One brief conversation with Jen and Keeley’d learned more about Owen than she’d ever known.
She worked her tables, chatted with customers, delivered orders, all the while mulling over the knowledge Owen had a house he’d never mentioned, and that he was remodeling.
Actually, there was no reason he should’ve told her, but it seemed important somehow. Also, his grandparents had lived in Sisters. She thought he’d been new in town when he’d bought Easy Money a couple years back, but grandparents meant family connections. She wondered if he’d visited as a boy.
Keeley didn’t want to attribute the evening dragging to Owen’s absence. Add in her dad’s disease, and she was feeling a little down. A rarity for her.
When the last customer left a half hour before closing, Jen texted Owen, who replied they could close early.
Jen sent Dion and Josie home, then she and Keeley finished the closing routine. They walked out together, Jen locking the door behind them. Owen’s Bronco was parked at the base of the stairs, indicating he’d returned sometime during the evening.
Jen’s car was near the door while Keeley had parked at the back of the lot where a row of pine trees grew along a fence. It’d been the only area available when she’d arrived.
Lights were strung from tree to tree to illuminate the parking spaces. Jen started up her little Mazda and backed up, lowering the passenger window. Keeley fished around in her purse, searching for her keys and phone, chiding herself for not having them in her hand before leaving the bar.
“You good?” Jen peered through the window. Keeley knew Jen was meeting up with her boyfriend so Keeley waved her away.
“Yeah, I’m fine. See you tomorrow.”
Jen drove off and Keeley continued across the parking lot, her hand still feeling around in her purse.
An indistinct sound brought her to a stop. She cocked her head and listened. A breeze whispered through the pines and it felt like the darkness from the moonless sky was closing in around her.
She shook off a feeling of unease. Until the sound repeated.
A footstep from near the back fence, then what sounded like something brushing against a tree trunk. It could be a raccoon or a skunk. Wild animals made their way into town all the time. But she didn’t think it was a raccoon or a skunk. It sounded like someone moving against the rough bark of a tree.
She felt her phone and she let out a relieved breath. Now her keys. She opened her purse wider and used the flashlight on herphone to search. They weren’t there. Her stomach sank. She’d probably left them in her locker.
When she’d come into the bar, she’d been chatting with Jen and not really paying attention, and rather than putting them in her bag she might’ve let them drop to the bottom of the locker.
Ugh. She’d have to bother Owen and ask him to unlock the door to Easy Money so she could check her locker.
The sound of a car passing on Main Street made a quiet whooshing sound. Footsteps sounded again, coming from behind her. She spun around thinking it might be Owen.
No one was there. Her gaze darted to the shadows around the trees, trying to locate the source of the sound, a difficulty with her heart pounding in her ears.
She’d reached her car, but without her keys she wasn’t going anywhere. She turned back to the bar and again heard furtive steps that stopped when she did.
Sisters was a safe place. People didn’t get accosted in parking lots. Though that was exactly what had had happened to Delaney in this very same parking lot shortly after Walker had returned to town.
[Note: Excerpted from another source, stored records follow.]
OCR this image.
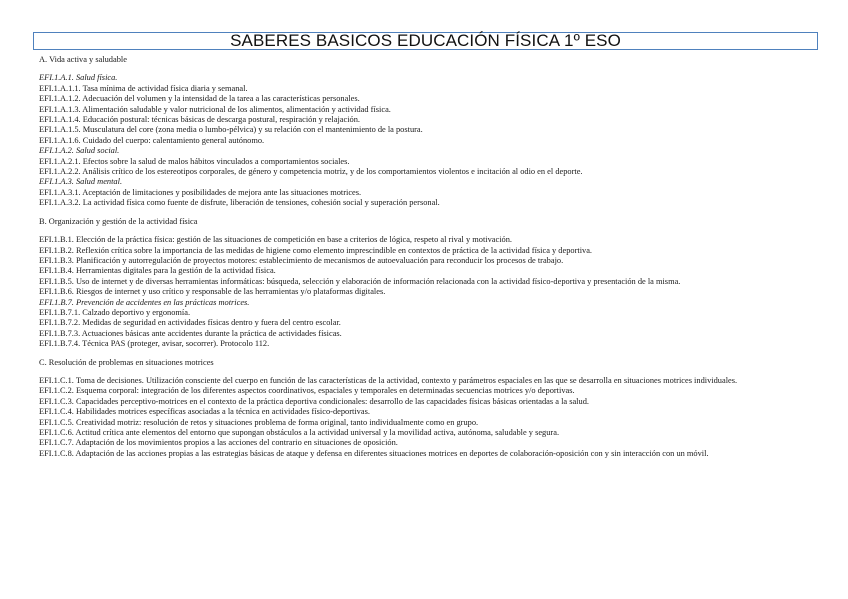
SABERES BASICOS EDUCACIÓN FÍSICA 1º ESO
A. Vida activa y saludable
EFI.1.A.1. Salud física.
EFI.1.A.1.1. Tasa mínima de actividad física diaria y semanal.
EFI.1.A.1.2. Adecuación del volumen y la intensidad de la tarea a las características personales.
EFI.1.A.1.3. Alimentación saludable y valor nutricional de los alimentos, alimentación y actividad física.
EFI.1.A.1.4. Educación postural: técnicas básicas de descarga postural, respiración y relajación.
EFI.1.A.1.5. Musculatura del core (zona media o lumbo-pélvica) y su relación con el mantenimiento de la postura.
EFI.1.A.1.6. Cuidado del cuerpo: calentamiento general autónomo.
EFI.1.A.2. Salud social.
EFI.1.A.2.1. Efectos sobre la salud de malos hábitos vinculados a comportamientos sociales.
EFI.1.A.2.2. Análisis crítico de los estereotipos corporales, de género y competencia motriz, y de los comportamientos violentos e incitación al odio en el deporte.
EFI.1.A.3. Salud mental.
EFI.1.A.3.1. Aceptación de limitaciones y posibilidades de mejora ante las situaciones motrices.
EFI.1.A.3.2. La actividad física como fuente de disfrute, liberación de tensiones, cohesión social y superación personal.
B. Organización y gestión de la actividad física
EFI.1.B.1. Elección de la práctica física: gestión de las situaciones de competición en base a criterios de lógica, respeto al rival y motivación.
EFI.1.B.2. Reflexión crítica sobre la importancia de las medidas de higiene como elemento imprescindible en contextos de práctica de la actividad física y deportiva.
EFI.1.B.3. Planificación y autorregulación de proyectos motores: establecimiento de mecanismos de autoevaluación para reconducir los procesos de trabajo.
EFI.1.B.4. Herramientas digitales para la gestión de la actividad física.
EFI.1.B.5. Uso de internet y de diversas herramientas informáticas: búsqueda, selección y elaboración de información relacionada con la actividad físico-deportiva y presentación de la misma.
EFI.1.B.6. Riesgos de internet y uso crítico y responsable de las herramientas y/o plataformas digitales.
EFI.1.B.7. Prevención de accidentes en las prácticas motrices.
EFI.1.B.7.1. Calzado deportivo y ergonomía.
EFI.1.B.7.2. Medidas de seguridad en actividades físicas dentro y fuera del centro escolar.
EFI.1.B.7.3. Actuaciones básicas ante accidentes durante la práctica de actividades físicas.
EFI.1.B.7.4. Técnica PAS (proteger, avisar, socorrer). Protocolo 112.
C. Resolución de problemas en situaciones motrices
EFI.1.C.1. Toma de decisiones. Utilización consciente del cuerpo en función de las características de la actividad, contexto y parámetros espaciales en las que se desarrolla en situaciones motrices individuales.
EFI.1.C.2. Esquema corporal: integración de los diferentes aspectos coordinativos, espaciales y temporales en determinadas secuencias motrices y/o deportivas.
EFI.1.C.3. Capacidades perceptivo-motrices en el contexto de la práctica deportiva condicionales: desarrollo de las capacidades físicas básicas orientadas a la salud.
EFI.1.C.4. Habilidades motrices específicas asociadas a la técnica en actividades físico-deportivas.
EFI.1.C.5. Creatividad motriz: resolución de retos y situaciones problema de forma original, tanto individualmente como en grupo.
EFI.1.C.6. Actitud crítica ante elementos del entorno que supongan obstáculos a la actividad universal y la movilidad activa, autónoma, saludable y segura.
EFI.1.C.7. Adaptación de los movimientos propios a las acciones del contrario en situaciones de oposición.
EFI.1.C.8. Adaptación de las acciones propias a las estrategias básicas de ataque y defensa en diferentes situaciones motrices en deportes de colaboración-oposición con y sin interacción con un móvil.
She tapped the screen on her phone, putting it to her ear, slowly scanning her surroundings as she stepped back toward the building. The call was picked up on the first ring.
“Keeley, where are you?” Simply hearing Owen’s voice helped settle her.
“In the parking lot. It’s probably nothing, but I heard a noise and it scared me and I can’t find my keys.” She realized she was talking to a blank screen. He’d hung up on her.
She stared at her phone. What the heck?
A startled yelp escaped from her mouth when a form materialized from behind the tree she’d parked under. She barely registered the door of the upstairs apartment crashing like it had been flung against the wall, her attention zeroed in on the young man edging toward her.
“Gimme your purse.”
Keeley jerked back. “What?”
“Your purse. Gimme your purse.” Wearing dark jeans and a black hoodie with a beanie pulled low over his eyes, he was shorter than her and rail thin.
He was young, no more than a teenager. He made a jabbing motion and she gasped when light gleamed dully off a short-bladed knife gripped in his right hand.